Thursday, April 17, 2008

BROOKS: IT'S OK AS LONG AS YOU DON'T DO IT TO A REPUBLICAN

In a debate post-mortem last night, David Brooks went contrarian on us and said that ABC's Charlie Gibson and George Stephanopoulos asked brilliant, thoroughly relevant questions -- because it's a good thing to ask about issues that seem insignificant or tangential.

Funny thing, though -- Brooks didn't always feel that way.

Here's Brooks just after last night's debate:

...Democrats, and especially Obama supporters, are going to jump all over ABC for the choice of topics: too many gaffe questions, not enough policy questions.

I understand the complaints, but I thought the questions were excellent. The journalist's job is to make politicians uncomfortable, to explore evasions, contradictions and vulnerabilities. Almost every question tonight did that....

We may not like it, but issues like Jeremiah Wright, flag lapels and the Tuzla airport will be important in the fall. Remember how George H.W. Bush toured flag factories to expose Michael Dukakis. It's legitimate to see how the candidates will respond to these sorts of symbolic issues....

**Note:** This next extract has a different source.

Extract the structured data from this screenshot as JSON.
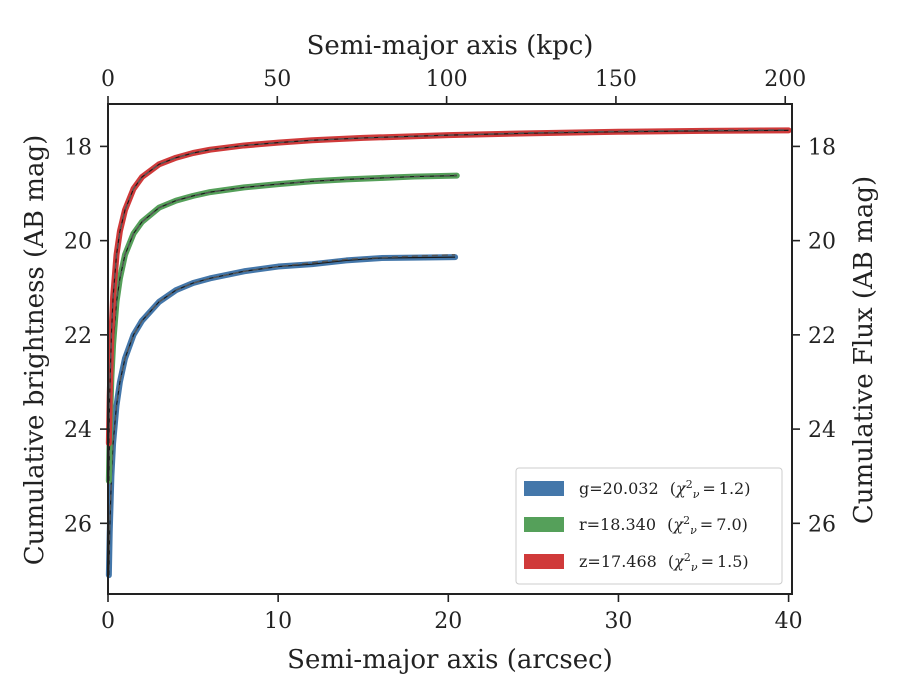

Now here's Brooks in a sneering review he published last August of The Political Brain by Drew Westen, a psychology professor at Emory University:

...Westen urges Democratic candidates to go for the gut, and includes a number of speeches that he wishes Democratic candidates had given. He wishes, for example, Al Gore had hit George Bush harder for being a drunk. He wishes Gore had interrupted a presidential debate and barked at Bush, "If someone is going to restore dignity to the Oval Office, it isn't a man who drank his way through three decades of his life and got investigated by his father's own Securities and Exchange Commission for swindling people out of their retirement savings."

At another point, he imagines Gore exploding: "Why don't you tell us how many times you got behind the wheel of a car with a few drinks under your belt, endangering your neighbors' kids? Where I come from, we call that a drunk." If Democrats would go for people's primitive passions in this way, Westen argues, they'd win elections.

This thesis raises some interesting questions. First, why did someone with so little faith in rational inquiry go into academia, and what does he do to those who disagree with him at Emory faculty meetings, especially recovering alcoholics?

...Finally, if voter decisions are driven by the sort of crude emotional outbursts Westen recommends, ... then shouldn't we abandon this whole democracy thing? Shouldn't we have a coup, led perhaps by the Emory psychology department, which could prevent the brutish and hate-filled from ever gaining control? ...


So, let's sum up. It's OK for reporters to hammer Obama on flag pins and incidental contact with '60s radicals. It's OK for Poppy Bush to run an Atwater campaign based on Michael Dukakis's alleged attitude toward the flag. Reporters and Republicans can always attack Democrats.

But a Democrat (or a pro-Democratic college professor) attacking a Republican in a similar way? Heaven forfend.